The company also said that it was cooking up a 100 Gb/sec line card for its VDX 8770 modular switches, which are generally used are the core switch in a three-tier network. This card, which will be available in the first half of 2014, will have six ports on the line card. The VDX 8770 has eight line cards in its chassis and currently supports line cards running at 1 Gb/sec, 10 Gb/sec, or 40 Gb/sec. Pricing was not set since the product is not yet shipping.

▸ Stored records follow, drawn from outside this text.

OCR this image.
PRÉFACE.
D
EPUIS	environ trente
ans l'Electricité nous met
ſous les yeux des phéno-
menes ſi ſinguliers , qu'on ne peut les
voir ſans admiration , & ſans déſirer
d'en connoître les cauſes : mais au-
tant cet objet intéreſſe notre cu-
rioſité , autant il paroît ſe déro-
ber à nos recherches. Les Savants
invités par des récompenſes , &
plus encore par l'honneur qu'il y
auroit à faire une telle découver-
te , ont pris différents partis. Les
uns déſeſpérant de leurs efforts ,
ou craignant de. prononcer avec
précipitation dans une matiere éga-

Finally, Brocade is also showing off a new virtual router, the Vyatta 5600 vRouter, which is in limited availability now and which is expected to ship before 2013 comes to a close. The initial 5400 vRouter has been deployed as part of the virtual networking stack at the public clouds run by Amazon Web Services, Rackspace Hosting, and SoftLayer (now part of IBM). The 5600 vRouter will have more oomph, being able to drive up to 10 Gb/sec of traffic per core on an X86-based server. Brocade is bragging that this performance is 40 times better than the 250 Mb/sec of throughput that Cisco is showing with its CSR 1000v virtual router, which was launched in June 2012. The forthcoming 5600 vRouter is about 14 times faster than its 5400 vRouter predecessor, and if the PCI-Express bus on the servers was not saturated, Brocade says it could push it even faster.

Brocade is the dominant supplier of high-speed Fibre Channel switches that link servers to storage area networks, and many large enterprises have its gear installed. Just like Cisco Systems has leveraged its position in data center networking to sell systems to enterprise customers, Brocade is trying to leverage its position as a storage networking supplier to get a piece of the Ethernet switching racket. And like Cisco, Brocade believes in converged server and storage networking. Cisco has been the big driver behind this idea of running the Fibre Channel protocol over Ethernet, eliminating one kind of switch from the network. In fact, this idea is at the heart of its Unified Computing System machines, which virtualize and converge server and storage traffic in a top-of-rack switch embedded in the system.

Brocade didn't just sit there as Cisco and other server makers that were either building up their network businesses (or acquiring new ones) peddled server-storage convergence using the FCoE protocol on their switches. Brocade paid $3 billion to acquire Foundry Networks in the summer of 2008, just as Cisco was finishing up development of its UCS machine. Within a short time, Hewlett-Packard bought 3Com, Dell bought Force10 Networks, and IBM bought Blade Network Technology.

Brocade and Juniper Networks haven't launched their own converged systems, and there is no indication that either company is even remotely tempted to go down that road. Rather, they want to be perceived as neutral players for large enterprises that do not want the vendor lock in that comes with a converged system or even buying all of the parts from a single supplier and their tight partners.